Bunte Frieslande: Traditionelles Friesentreffen auf Helgoland

Stand: 08.06.2022 12:36 Uhr

Seit 1962 treffen sich West-, Ost- und Nordfriesen auf Helgoland, um sich untereinander auszutauschen. Reporterin Karin Haug war mit dabei und stellt fest, die Frieslande sind vor allem eines: bunt!

von Karin Haug

Überpünktlich steht eine Handvoll Fahrgäste auf der Mole im Dagebüller Hafen: ein Dachdecker, eine Lehrerin, Rentner. Es steht Großes an. Nur alle drei Jahre machen sich Friesinnen und Friesen auf dem Weg zum Friesentreffen nach Helgoland. Nur die Koffer, Taschen und Rucksäcke unterscheiden sie von den Tagesgästen, die nur wenige Stunden auf Helgoland verbringen wollen. Und ihre Sprache: Friesisch. Anni Karnebogen vom Friesenrat, der Fahrt und Treffen organisiert, verteilt Buttons mit den friesischen Farben Gold, Rot und Blau. Sie dienen als Fährticket und zeigen dem Kontrolleur, mit wem er es zu tun hat. So ähnlich sieht es zur gleichen Zeit rund hundert Kilometer südlich, am Anleger in Cuxhaven aus, von wo sich Friesinnen und Friesen aus Ost- und Westfriesland auf den Weg übers Meer machen.

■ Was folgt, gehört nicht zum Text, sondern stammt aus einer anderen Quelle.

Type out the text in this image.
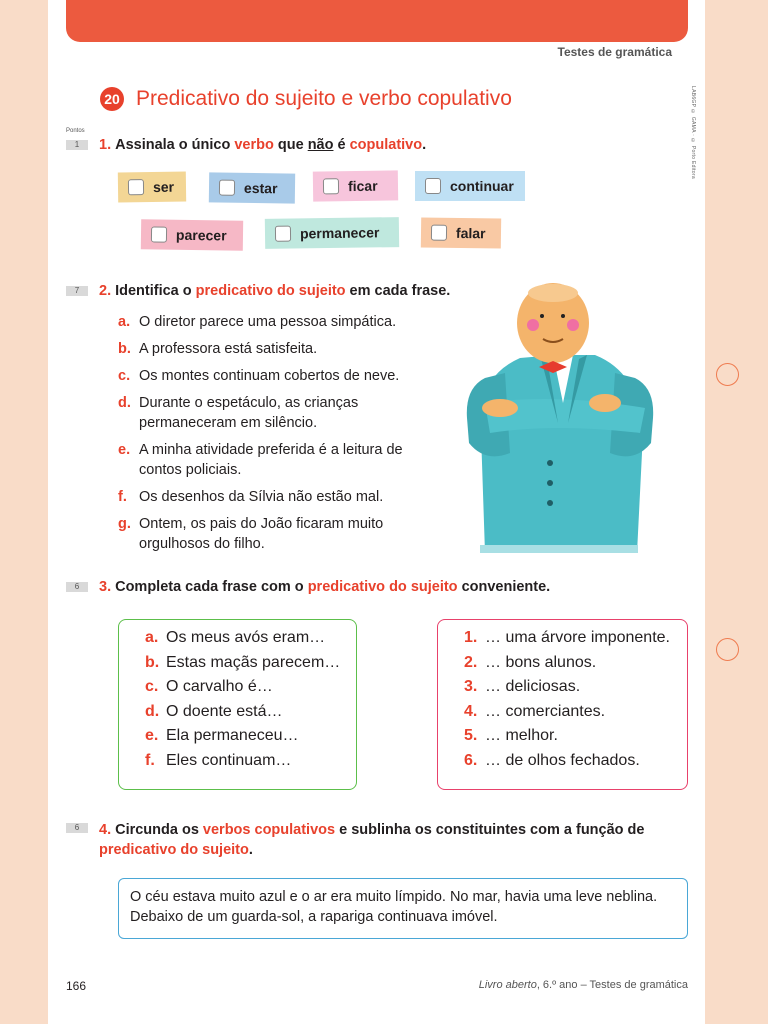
Testes de gramática
LAB6GP © GAMA · © Porto Editora
20 Predicativo do sujeito e verbo copulativo
Pontos
1	1. Assinala o único verbo que não é copulativo.
ser	estar	ficar	continuar
parecer	permanecer	falar
7	2. Identifica o predicativo do sujeito em cada frase.
a. O diretor parece uma pessoa simpática.
b. A professora está satisfeita.
c. Os montes continuam cobertos de neve.
d. Durante o espetáculo, as crianças permaneceram em silêncio.
e. A minha atividade preferida é a leitura de contos policiais.
f. Os desenhos da Sílvia não estão mal.
g. Ontem, os pais do João ficaram muito orgulhosos do filho.
6	3. Completa cada frase com o predicativo do sujeito conveniente.
a. Os meus avós eram…
b. Estas maçãs parecem…
c. O carvalho é…
d. O doente está…
e. Ela permaneceu…
f. Eles continuam…
1. … uma árvore imponente.
2. … bons alunos.
3. … deliciosas.
4. … comerciantes.
5. … melhor.
6. … de olhos fechados.
6	4. Circunda os verbos copulativos e sublinha os constituintes com a função de predicativo do sujeito.
O céu estava muito azul e o ar era muito límpido. No mar, havia uma leve neblina. Debaixo de um guarda-sol, a rapariga continuava imóvel.
166	Livro aberto, 6.º ano – Testes de gramática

Wie Strahlen eines leuchtenden Sterns zu einem historischen Missverständnis führten

Die Insel Helgoland aus der Luft © dpa
Blick aus der Vogelperspektive auf die Nordseeinsel Helgoland.

Seit 1962 treffen sich auf Helgoland die Friesinnen und Friesen wie die Strahlen eines Sterns zur Sternfahrt. Was in Deutschland allerdings vollkommen harmlos klingt, meint südlich der Grenze in den Niederlanden das "Sterben" an sich. Darum lädt der Friesenrat seit 1998 zum "Friesendropen", also dem Friesentreffen, was den Verlauf des Wochenende ziemlich gut auf den Punkt bringt. Wie dieses sprachliche Missverständnis zeigt, verstehen sich die Friesinnen und Friesen nicht auf Anhieb oder automatisch. Sie laufen sich auch nicht über den Weg, denn geographisch bewohnen die Friesen auch nicht mehr einen zusammenhängenden Küstenstreifen. So gibt es "die Friesen" eigentlich gar nicht. Jedes Friesland ist für sich ist schon ein ziemlich bunter Haufen.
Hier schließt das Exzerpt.